PORTSMOUTH, Va. (WAVY) — In 1960, admissions officers at the University of Pittsburg tried to talk him out of it, but Samuel J. Scott of Tampa, Florida, insisted on enrolling in the university’s aeronautical engineering program.
After graduation, he secured a job at the Naval Yard in Philadelphia.
Then in 1962, Scott took a leap and applied for a position at NASA Langley, which at the time desperately needed more engineers as the space race was well underway.
He was hired sight unseen. NASA packed and moved his family to Hampton, Virginia.
“I applied and came here as one of the first Black male engineers. There were four of us: Jim Williams, Thomas Byrdsong, and Alphonso Smith, who was a physicist,” he said.
What was the reaction when Scott showed up for duty?
“One of the guys in the branch said ‘I didn’t know he was Black,'” said Scott, with roaring laughter.
And, Scott didn’t know Black people, or “Negroes,” as minorities were called at the time, were not allowed on nearby Buckroe Beach.
He found out the hard way while soaking up the sun with his family.
“She [Ann Carol] was pregnant and was lying on the beach and guys were playing football all over top of her so I warned the guys ‘Please don’t do that.’ So the policeman came up and wanted to arrest me and I said ‘What for?’ And he said ‘You don’t belong over here in the first place,'” recalled Scott.
Scott and his Black engineering colleagues worked on the west side of the installation. A group of Black women known as the “computers” were hired in the late 1950s and worked on the east side of the installation. The computers had to walk blocks away from their office in order to use the restroom designated for “colored women.”
The 2017 movie “Hidden Figures” opens with a scene of three Black female NASA computers whose car was disabled along a rural highway. A police officer holding a baton is hostile when he questions the smartly dressed women, but once he learned they worked at NASA Langley, he escorted them to the installation.

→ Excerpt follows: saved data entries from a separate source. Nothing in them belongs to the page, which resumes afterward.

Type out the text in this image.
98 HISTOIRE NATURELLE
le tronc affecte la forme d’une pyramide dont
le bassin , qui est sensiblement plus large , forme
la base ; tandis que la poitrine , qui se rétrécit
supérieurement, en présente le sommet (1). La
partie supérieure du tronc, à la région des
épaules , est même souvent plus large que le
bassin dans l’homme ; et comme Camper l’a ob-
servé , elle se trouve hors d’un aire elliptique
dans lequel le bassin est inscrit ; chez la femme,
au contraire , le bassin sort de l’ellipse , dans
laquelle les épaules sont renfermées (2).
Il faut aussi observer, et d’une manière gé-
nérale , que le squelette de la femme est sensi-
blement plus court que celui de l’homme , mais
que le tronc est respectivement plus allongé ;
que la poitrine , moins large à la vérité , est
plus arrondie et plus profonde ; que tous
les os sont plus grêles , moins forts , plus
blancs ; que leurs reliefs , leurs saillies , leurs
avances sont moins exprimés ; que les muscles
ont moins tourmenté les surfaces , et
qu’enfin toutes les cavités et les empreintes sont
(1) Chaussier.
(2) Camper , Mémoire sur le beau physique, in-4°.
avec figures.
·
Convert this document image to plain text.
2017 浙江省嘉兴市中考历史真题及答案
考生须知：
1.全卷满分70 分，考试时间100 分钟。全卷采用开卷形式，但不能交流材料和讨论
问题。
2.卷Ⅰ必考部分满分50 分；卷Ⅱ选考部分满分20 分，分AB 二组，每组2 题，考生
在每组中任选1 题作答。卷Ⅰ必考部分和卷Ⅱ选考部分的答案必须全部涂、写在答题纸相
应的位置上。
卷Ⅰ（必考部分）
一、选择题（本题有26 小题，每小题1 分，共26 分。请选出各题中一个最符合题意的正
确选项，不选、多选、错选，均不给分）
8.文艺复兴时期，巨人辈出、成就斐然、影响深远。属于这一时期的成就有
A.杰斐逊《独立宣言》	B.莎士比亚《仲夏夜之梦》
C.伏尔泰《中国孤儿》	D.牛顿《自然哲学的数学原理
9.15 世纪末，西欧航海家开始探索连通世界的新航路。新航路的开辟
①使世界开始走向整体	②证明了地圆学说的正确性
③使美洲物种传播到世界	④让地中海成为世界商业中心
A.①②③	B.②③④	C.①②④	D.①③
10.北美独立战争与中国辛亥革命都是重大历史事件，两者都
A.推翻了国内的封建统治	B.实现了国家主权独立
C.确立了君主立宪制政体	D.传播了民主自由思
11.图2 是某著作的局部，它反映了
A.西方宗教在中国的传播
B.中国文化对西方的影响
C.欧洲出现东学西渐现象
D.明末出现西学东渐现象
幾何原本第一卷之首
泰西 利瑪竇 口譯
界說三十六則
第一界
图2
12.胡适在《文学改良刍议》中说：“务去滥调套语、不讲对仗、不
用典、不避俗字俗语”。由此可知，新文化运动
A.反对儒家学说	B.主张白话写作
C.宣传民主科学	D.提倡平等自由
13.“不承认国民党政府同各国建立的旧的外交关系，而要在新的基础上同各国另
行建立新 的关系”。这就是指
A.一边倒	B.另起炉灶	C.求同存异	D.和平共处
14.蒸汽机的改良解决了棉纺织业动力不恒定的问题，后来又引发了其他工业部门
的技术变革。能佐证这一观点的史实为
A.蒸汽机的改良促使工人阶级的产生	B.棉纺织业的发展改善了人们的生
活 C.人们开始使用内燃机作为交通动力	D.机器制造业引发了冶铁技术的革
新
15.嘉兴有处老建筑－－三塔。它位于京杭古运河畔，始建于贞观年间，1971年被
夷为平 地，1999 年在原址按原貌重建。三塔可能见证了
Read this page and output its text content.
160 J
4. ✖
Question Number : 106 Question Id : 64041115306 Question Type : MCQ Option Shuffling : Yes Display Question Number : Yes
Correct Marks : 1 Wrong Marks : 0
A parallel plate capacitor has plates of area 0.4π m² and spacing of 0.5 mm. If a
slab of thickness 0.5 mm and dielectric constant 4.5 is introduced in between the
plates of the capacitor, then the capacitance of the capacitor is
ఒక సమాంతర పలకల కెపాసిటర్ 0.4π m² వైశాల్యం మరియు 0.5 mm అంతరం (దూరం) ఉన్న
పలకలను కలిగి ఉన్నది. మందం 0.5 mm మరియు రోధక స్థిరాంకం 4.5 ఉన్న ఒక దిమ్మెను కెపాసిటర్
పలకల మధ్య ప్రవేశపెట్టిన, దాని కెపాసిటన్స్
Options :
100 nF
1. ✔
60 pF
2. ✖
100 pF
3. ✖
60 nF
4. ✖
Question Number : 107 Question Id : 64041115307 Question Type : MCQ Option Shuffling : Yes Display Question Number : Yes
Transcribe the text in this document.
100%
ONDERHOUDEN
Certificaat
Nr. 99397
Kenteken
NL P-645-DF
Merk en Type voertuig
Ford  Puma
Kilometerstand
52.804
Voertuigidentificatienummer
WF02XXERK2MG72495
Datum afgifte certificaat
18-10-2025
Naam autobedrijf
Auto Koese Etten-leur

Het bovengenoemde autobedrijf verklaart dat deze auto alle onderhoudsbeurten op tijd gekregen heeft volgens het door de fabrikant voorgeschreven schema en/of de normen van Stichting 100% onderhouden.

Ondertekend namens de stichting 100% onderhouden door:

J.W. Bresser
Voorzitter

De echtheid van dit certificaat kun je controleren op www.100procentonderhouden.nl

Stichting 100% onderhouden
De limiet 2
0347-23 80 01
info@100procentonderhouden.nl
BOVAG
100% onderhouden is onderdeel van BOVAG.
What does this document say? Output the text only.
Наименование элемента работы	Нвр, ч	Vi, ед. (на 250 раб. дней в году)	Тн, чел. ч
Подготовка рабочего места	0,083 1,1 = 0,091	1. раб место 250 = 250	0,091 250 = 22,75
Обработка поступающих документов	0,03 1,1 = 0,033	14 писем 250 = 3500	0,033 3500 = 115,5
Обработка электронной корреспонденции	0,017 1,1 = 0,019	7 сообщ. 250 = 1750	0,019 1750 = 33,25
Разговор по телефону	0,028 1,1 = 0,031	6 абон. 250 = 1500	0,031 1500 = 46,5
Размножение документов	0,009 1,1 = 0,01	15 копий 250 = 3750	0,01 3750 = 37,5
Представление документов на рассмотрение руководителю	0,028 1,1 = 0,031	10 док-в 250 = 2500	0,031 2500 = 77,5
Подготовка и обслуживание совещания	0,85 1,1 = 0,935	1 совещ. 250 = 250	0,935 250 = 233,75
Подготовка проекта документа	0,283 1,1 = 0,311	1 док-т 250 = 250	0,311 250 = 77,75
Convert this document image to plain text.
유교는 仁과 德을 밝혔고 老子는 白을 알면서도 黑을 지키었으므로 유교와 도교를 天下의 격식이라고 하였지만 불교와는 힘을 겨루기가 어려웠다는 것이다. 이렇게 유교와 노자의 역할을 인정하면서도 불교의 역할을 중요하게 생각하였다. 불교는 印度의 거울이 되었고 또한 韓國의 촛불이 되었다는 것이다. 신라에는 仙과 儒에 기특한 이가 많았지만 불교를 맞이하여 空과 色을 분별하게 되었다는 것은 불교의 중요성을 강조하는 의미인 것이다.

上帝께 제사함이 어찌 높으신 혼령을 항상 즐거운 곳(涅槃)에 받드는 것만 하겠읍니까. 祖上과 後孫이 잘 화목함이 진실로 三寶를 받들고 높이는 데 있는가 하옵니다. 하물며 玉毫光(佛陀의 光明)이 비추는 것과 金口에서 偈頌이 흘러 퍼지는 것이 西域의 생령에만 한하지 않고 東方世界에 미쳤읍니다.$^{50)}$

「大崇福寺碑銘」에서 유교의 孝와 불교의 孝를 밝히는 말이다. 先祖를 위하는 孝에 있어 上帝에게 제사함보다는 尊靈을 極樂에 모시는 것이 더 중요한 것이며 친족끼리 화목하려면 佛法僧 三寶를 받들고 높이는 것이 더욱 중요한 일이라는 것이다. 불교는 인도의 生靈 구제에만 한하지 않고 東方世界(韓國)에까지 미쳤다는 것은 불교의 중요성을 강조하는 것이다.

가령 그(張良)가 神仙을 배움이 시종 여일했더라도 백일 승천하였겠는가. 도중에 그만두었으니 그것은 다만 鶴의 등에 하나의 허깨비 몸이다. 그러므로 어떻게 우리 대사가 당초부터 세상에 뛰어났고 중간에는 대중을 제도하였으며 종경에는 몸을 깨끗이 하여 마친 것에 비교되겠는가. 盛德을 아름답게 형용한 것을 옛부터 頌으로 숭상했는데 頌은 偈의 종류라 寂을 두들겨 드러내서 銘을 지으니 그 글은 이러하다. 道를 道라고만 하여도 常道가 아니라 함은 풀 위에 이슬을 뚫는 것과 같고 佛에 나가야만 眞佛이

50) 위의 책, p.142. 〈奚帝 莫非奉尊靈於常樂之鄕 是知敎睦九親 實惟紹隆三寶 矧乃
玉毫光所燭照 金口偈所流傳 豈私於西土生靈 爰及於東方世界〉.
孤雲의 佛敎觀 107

In the critically acclaimed movie, actress Taraji P. Henson is cast as Katherine Johnson of Hampton, who died last year at the age of 101.
Scott says Hollywood’s depiction of how Johnson’s math skills were used to verify astronaut John Glenn’s landing for the Mercury project was accurate.
“So John Glenn said ‘I’m not going up there until you let Katherine Johnson calculate this thing because I don’t know about those computers.’ Glenn insisted that Katherine Johnson be the one to calculate the re-entry parabolic location where he would land, otherwise, he could have the ships [on standby] in the Atlantic and he could have [landed] in the Pacific,” said Scott.
In July of 1969 when Astronaut Neil Armstrong uttered his famous words “That’s one small step for man, one giant leap for mankind,” the leap would not have happened without the engineering skills of Scott and other team members who created the heat shield system to protect the spacecraft.
“We developed and proved a beehive — just like you would see a beehive or a wasp nest — and we could put that on the front of the spacecraft and then spray that. That held the material in place so that the astronauts would not burn up when they came back into the earth’s atmosphere,” said Scott.
With the private sector taking off in space, Scott is now calling on minority parents to make sure children have the right stuff.
Scott borrows from a famous Crosby, Stills, Nash, and Young song, “Teach The Children Well,” in describing the challenge.
“That’s the thing we have to do; we have to teach our children well,” he said.
“There are many minority students starting at the first grade who can and will come along and become really significant contributors to technology in the United States of America,” said Scott.